Here’s today’s tip: A politician thinks of the next election; a statesman thinks of the next generation.
I love this quote from James Freeman Clarke. Whether you are Democrat, Republican, Libertarian or Alien, I imagine that you are nodding your head in agreement with Mr. Clarke. Too many politicians of all stripes fall into this trap.
There may be times when you have to take hard votes, but when you find yourself justifying a vote against principle by saying, “Well, I’ve got to get re-elected if i’m going to really change things…” then you’re doing something wrong. A strong accountability system is key to staying on the right side of this line.

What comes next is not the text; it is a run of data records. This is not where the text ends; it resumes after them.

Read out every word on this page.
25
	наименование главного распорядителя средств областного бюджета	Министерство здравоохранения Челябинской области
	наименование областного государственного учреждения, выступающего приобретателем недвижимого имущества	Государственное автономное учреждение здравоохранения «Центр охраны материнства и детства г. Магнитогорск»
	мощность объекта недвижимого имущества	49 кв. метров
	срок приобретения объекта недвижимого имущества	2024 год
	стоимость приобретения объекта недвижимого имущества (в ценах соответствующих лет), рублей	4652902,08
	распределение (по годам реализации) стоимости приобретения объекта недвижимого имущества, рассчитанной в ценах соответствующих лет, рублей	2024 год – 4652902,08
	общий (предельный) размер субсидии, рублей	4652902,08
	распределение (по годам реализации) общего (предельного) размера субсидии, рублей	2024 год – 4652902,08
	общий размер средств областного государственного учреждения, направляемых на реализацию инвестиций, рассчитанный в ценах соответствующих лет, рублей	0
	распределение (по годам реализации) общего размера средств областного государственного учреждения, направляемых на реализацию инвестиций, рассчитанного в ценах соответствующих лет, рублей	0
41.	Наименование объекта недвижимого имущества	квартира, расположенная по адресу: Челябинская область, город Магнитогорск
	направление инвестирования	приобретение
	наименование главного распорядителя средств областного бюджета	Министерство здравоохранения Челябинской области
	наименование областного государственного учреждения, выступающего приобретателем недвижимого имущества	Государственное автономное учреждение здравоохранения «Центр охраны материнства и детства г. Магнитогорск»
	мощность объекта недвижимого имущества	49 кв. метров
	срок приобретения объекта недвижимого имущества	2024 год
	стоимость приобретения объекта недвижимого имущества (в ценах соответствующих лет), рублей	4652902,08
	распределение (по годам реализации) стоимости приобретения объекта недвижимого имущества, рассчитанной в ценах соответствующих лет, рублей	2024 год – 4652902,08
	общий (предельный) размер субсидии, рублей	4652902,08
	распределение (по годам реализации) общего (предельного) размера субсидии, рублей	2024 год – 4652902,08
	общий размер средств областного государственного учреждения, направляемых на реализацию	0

As an elected official, you have a moral and fiduciary responsibility to your constituents. You need to be examining the long and short game in government. This frequently means looking beyond the immediate passions of voters, to what is going to serve them best down the line. When voters are nearsighted, you need to focus further out.
This is the purpose of a representative democracy like ours. We elect people who are supposed to give the decisions they make more thought than we can and consider them carefully.
If you know that something is the right action to take, do it. Even if you think it’ll make your next election harder. Do the work to communicate your WHY to your constituents and, if that turns out to be impossible, know that there are some things worth losing elections.
A politician thinks of the next election; a statesman thinks of the next generation.